The Vietnamese psychological operations and civil affairs teams performed several duties. They helped direct and control the people at first and mingled with the crowd, talking to small groups of villagers. They were able to discuss government opportunities and learn what the citizens needed and wanted from Saigon. In the words of the Americans, the"real purpose of the festival was to bring the government to the people and, at the same time, to turn an intelligence operation into an activity that the citizens would find pleasant." A major objective was to dismantle the Viet Cong infrastructure, so all civilians were therefore required to pass an interview and check of their identification cards by Vietnamese officials, and to obtain a free pass for the event. This process allowed the detection of false identification papers and the selection of persons for further screening. Other stations were established for villagers who wanted to volunteer information about the communists. Rice was given to all persons during the interviews.

==Political consolidation==
The cordon force remained in position throughout the night, and on 3 June the festival continued. Selected areas were again searched. The western portion of the village yielded forty-eight more Viet Cong suspects. They were hiding in haystacks, tunnels, woodpiles, and watchtowers. By the end of the second day, the festival had succeeded in softening and changing the attitudes of many individuals who had been hostile to the government. The operation was deemed such a success that it was extended for a third day. By the end of the festivities, the anti-communists felt that they had achieved much political success and that the civilian population wanted to assist in reporting communists so that they could be expelled from their village. One woman was given 200 piasters for volunteering information leading to the apprehension of a Viet Cong suspect hiding in a coffin, while one Viet Cong defected and led an intelligence platoon to a weapons cache that also contained communist tax collection statistics. He said that he had decided to rally to the government of Vietnam as a result of the hamlet festival. Many individuals spoke out about Viet Cong harassment and intimidation and stated that if they had sufficient security many more people would come there to live under government rule.

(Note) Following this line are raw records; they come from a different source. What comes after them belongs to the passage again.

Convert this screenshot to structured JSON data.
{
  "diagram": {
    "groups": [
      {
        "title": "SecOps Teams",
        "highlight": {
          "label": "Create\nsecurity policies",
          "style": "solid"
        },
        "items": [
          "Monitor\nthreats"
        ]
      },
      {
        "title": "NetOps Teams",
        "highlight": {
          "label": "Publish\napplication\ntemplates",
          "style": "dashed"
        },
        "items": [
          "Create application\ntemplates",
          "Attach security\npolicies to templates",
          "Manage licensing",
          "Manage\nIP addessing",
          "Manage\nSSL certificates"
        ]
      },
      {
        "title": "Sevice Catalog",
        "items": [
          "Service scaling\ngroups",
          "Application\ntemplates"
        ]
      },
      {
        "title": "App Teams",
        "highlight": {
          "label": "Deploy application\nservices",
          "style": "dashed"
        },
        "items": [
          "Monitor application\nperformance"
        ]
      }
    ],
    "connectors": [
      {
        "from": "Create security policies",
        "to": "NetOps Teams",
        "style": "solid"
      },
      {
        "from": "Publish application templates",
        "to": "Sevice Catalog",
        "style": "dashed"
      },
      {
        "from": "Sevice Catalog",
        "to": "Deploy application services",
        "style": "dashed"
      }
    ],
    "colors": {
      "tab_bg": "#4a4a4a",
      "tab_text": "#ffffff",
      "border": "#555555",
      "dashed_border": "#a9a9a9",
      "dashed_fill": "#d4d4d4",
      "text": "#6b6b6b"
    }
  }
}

At 0400 on June 5, 1966, the operations at Tân Phước Khánh finished and the personnel moved north to Hoa Nhut to do the same thing, something that was repeated in the region as it was thought to be highly effective in dismantling communist support networks. Information acquired by anti-communist forces at a later date indicated that the Viet Cong had reviewed the Tan Phuoc Khanh operation and had estimated that they had lost 50% of their effectiveness and that they estimated that two months would be needed to recoup their losses.

An American military report said that "In a country like Vietnam...where the power and aims of the legitimate government are questioned and tested each day, any action or incident that shows the individual citizen that his government is interested and concerned in his welfare is highly effective. The hamlet festival served this purpose well." One American official who thought the operation a success said "The primary accomplishment was the demonstration of an effective technique to bring government, including necessary force to initiate law and order, to a contested hamlet. Without the cordon and search the operation would have been merely a festival. Without the festival the operation would have been another 'police action.' Together, the effort [was] a useful means to begin a pacification drive."